With the bionic replacement of an eye, an ear, an arm each and four legs between them, they were, (at great, fictional 1970’s taxpayer expense) indeed made better, stronger and faster.
Each of these heroes of yesteryear went through difficult trials and periods of adjustment.
Often their government masters tried to get them to work outside their physical, psychological and environmental comfort zones.
A cadre of Fembots tried to thwart both bionic heroes and help their evil scientist master gain control of the planet’s weather!
On top of all those external foes, their bodies tried to reject the new cyborg technology implanted within it.
Jamie Sommers had a severe initial psychological rejection of the new technology and later experienced glitches in all implants at various times.
Much like our technological enhancements of today, sometimes the technology helped these fabled bionic TV heroes soar more independently than any other human before and sometimes it got downright “glitchy.”Tweet
The bionic man was no stranger to the glitch, experiencing multiple bionic blips. Once, upon a return to space, Steve Austin’s bionics stopped working entirely!
As we become more and more merged with technology we can find ourselves suffering similar glitches. Glitches in our relationships, in the way we work, in the way we worship, in the way we interact in our communities and in our culture. With enough technological saturation, we can find ourselves internally glitching just like our robotically enhanced bell-bottomed buds.
In their case, whether the external environment caused a glitch or the internal struggle with change prompted a rejection of the technology, each overcame the challenges they were faced with time and again.
How was this accomplished? Steve and Jaime had a secret weapon more powerful than all the technology and OSI training they were provided: the steadfast support of one another (although they did have quite a bit of couple drama), their leader and supporter Oscar Goldman and their doctor and teammate, Rudy Wells.
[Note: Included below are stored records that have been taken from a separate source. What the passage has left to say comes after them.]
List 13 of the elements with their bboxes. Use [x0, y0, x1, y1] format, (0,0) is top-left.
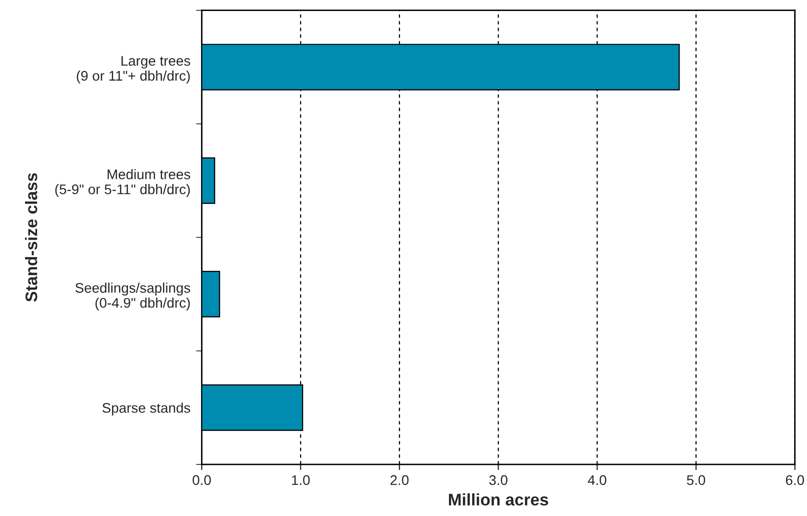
x-tick-label: 1.0: [292, 475, 310, 486]
y-tick-label: Large trees (9 or 11"+ dbh/drc): [76, 56, 190, 84]
x-axis-title: Million acres: [448, 493, 548, 506]
x-tick-label: 0.0: [192, 475, 211, 486]
y-axis-title: Stand-size class: [25, 173, 38, 302]
x-tick-label: 6.0: [786, 475, 804, 486]
y-tick-label: Seedlings/saplings (0-4.9" dbh/drc): [75, 282, 190, 311]
x-tick-label: 4.0: [588, 475, 606, 486]
x-tick-label: 5.0: [686, 475, 706, 486]
y-tick-label: Medium trees (5-9" or 5-11" dbh/drc): [55, 169, 190, 197]
x-tick-label: 2.0: [390, 475, 409, 486]
x-tick-label: 3.0: [489, 475, 508, 486]
y-tick-label: Sparse stands: [102, 402, 190, 416]
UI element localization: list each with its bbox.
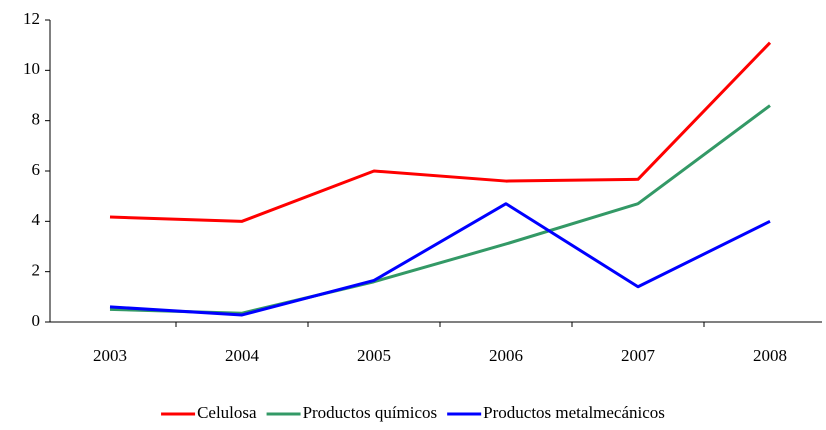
x-tick-label: 2008 [753,346,787,365]
series-line [109,202,771,317]
x-tick-label: 2003 [93,346,127,365]
y-tick-label: 2 [32,261,41,280]
y-tick-label: 10 [23,59,40,78]
y-tick-label: 4 [32,210,41,229]
legend-label: Celulosa [197,403,257,422]
y-tick-label: 0 [32,311,41,330]
legend-label: Productos químicos [303,403,438,422]
x-tick-label: 2005 [357,346,391,365]
x-tick-label: 2004 [225,346,260,365]
x-tick-label: 2007 [621,346,656,365]
y-tick-label: 8 [32,110,41,129]
series-line [109,41,772,223]
series-line [109,104,771,315]
y-tick-label: 12 [23,9,40,28]
y-tick-label: 6 [32,160,41,179]
legend-label: Productos metalmecánicos [483,403,665,422]
x-tick-label: 2006 [489,346,523,365]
They were not alone. In fact, the scariest moments of either show were when they were stranded, cut off from their friends, organization and support network.
Steve and Jaime had a community. They recognized and were taught time and again that they were Better Together.
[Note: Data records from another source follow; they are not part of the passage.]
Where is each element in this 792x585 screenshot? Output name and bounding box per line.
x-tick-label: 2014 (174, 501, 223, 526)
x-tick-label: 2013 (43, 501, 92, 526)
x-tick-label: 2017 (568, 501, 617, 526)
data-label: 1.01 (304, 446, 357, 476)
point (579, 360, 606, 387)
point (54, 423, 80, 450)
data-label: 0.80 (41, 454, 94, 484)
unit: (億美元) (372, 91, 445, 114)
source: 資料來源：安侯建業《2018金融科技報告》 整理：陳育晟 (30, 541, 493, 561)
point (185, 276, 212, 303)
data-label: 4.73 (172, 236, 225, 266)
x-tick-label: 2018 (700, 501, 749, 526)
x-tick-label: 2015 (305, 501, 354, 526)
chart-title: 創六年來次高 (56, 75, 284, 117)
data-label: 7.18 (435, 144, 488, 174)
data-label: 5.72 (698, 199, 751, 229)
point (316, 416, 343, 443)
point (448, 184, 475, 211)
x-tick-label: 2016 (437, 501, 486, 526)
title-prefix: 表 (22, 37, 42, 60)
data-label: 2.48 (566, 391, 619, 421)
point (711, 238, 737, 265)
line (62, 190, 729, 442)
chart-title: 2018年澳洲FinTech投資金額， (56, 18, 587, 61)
Just like us, despite the remarkable power of the new technology, a period of support and adjustment was needed before these brave bionic barrier breakers could move to the next level of evolution and use their technology to leap forward and run faster than ever before.
Yes, they were given a new technology…
Yes, they were made better, stronger and faster…
Yet the way they got there was with a non-technological assist and the relentless support of their all too human friends, which are much like you, the people of today, acting as one community, helping others adapt and absorb their new 21st century technology into their daily lives.
Here are some valuable links to how you can show up like an Oscar or a Rudy in a new age of technological wonder that draws us in to being more and more bionic each day.
As you download those lessons, here’s your food for thought:
We can rebuild it.
We have the technology and one another.
We can make our world, better, stronger, faster…
Please share your comments and thoughts on this, we love to hear them! I’d also love for you to join me in conversation on any of the social platforms below.
Remember, if this doesn’t have any value for you and it makes you feel more like six cents instead of six million bucks (in 1974 dollars which is 31.1M in 2019), that’s OK, remember it’s all just Food for Thought.
Special Bionic Bonus Trivia:
- Late in the 80’s an attempt to revise the series revealed Steve had a son Michael who also received bionic enhancements after, you guessed it, a plane crash.
- Did you know that the bionic couple never married in the 70’s but were eventually married in the 1994 TV movie Bionic Ever After?
- In 2007 they tried to reprise it again with a new bionic woman, surrogate mom and bartender turned nanomachine filled crime fighting cyborg.